Methods: Pubmed, Embase, Medline, Cochrane Central Register of Controlled Trials (CENTRAL) as well as the Information Sciences Institute (ISI) Web of Science were searched for all controlled studies that compared corticosteroids and placebo in adult patients with severe sepsis. The primary outcome was the mortality 28-day mortality and the secondary outcomes were mortality at longest follow up, occurrence, and reoccurrence of septic shock.

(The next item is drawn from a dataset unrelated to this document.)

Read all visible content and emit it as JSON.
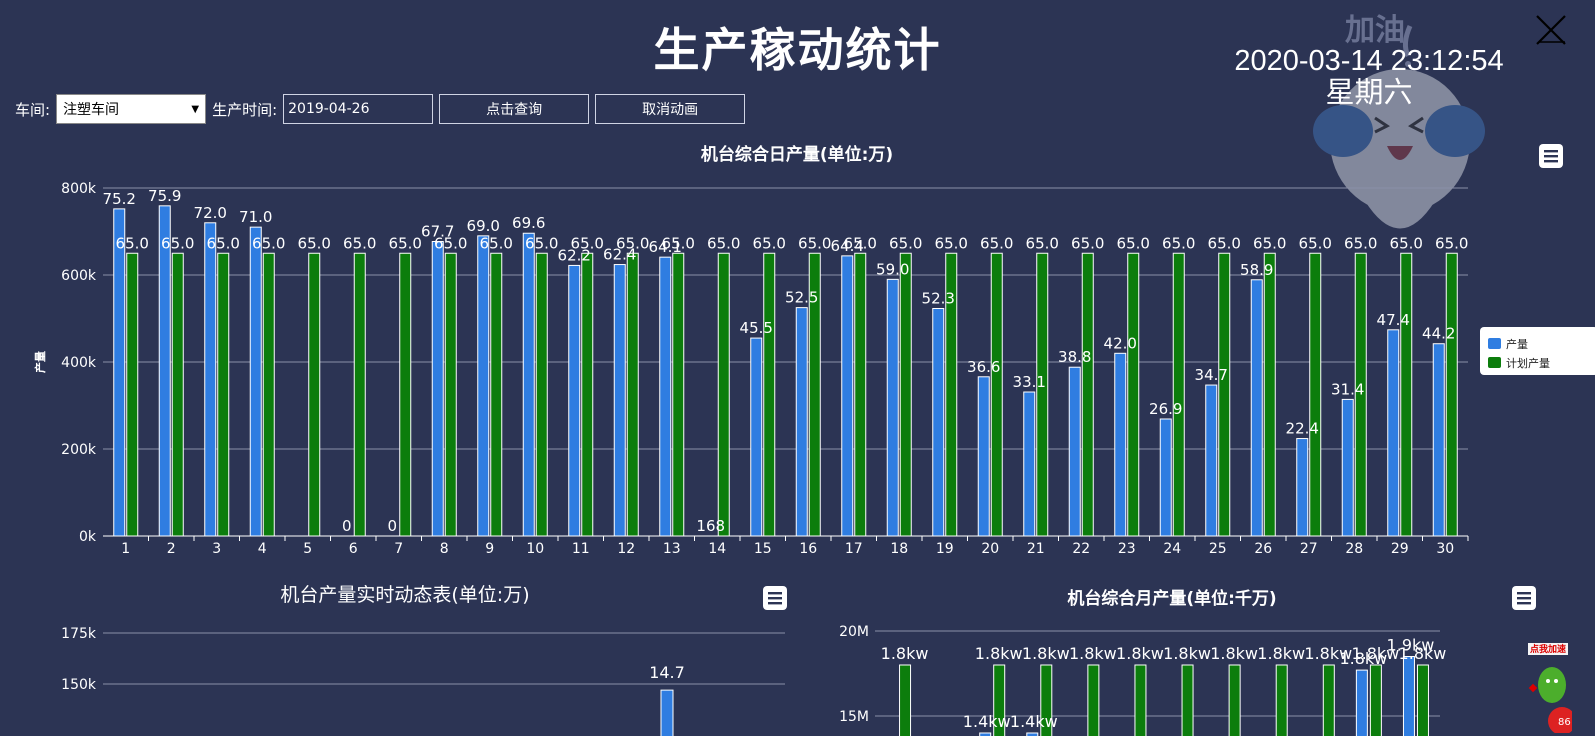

Results: A total of 19 trials involving 7035 patients were pooled in our final analyses. No significant heterogeneity was found in any of the outcome measures. Compared with placebo, corticosteroids were associated with a lower 28-day mortality (RR 0.91, 95% CI 0.85-0.98, Z = 2.57, P = 0.01) both in patients having sepsis and in those who developed septic shock (RR 0.92, 95% CI 0.85-0.99, Z = 2.19, P = 0.03), while no significant difference was found in mortality with the longest follow up in patients either having sepsis (RR 0.94, 95% CI 0.89-1.00, Z = 1.93, P = 0.05), or occurrence (RR 0.83, 95% CI 0.56-1.24, Z = 0.90, P = 0.37) or reoccurrence of septic shock (RR 1.08, 95% CI 1.00-1.16, Z = 1.89, P = 0.06).

Conclusions: Corticosteroids were effective in reducing the 28-day mortality in patients with severe sepsis and in those with septic shock.

Keywords: Corticosteroids; Mortality; Sepsis; Septic shock.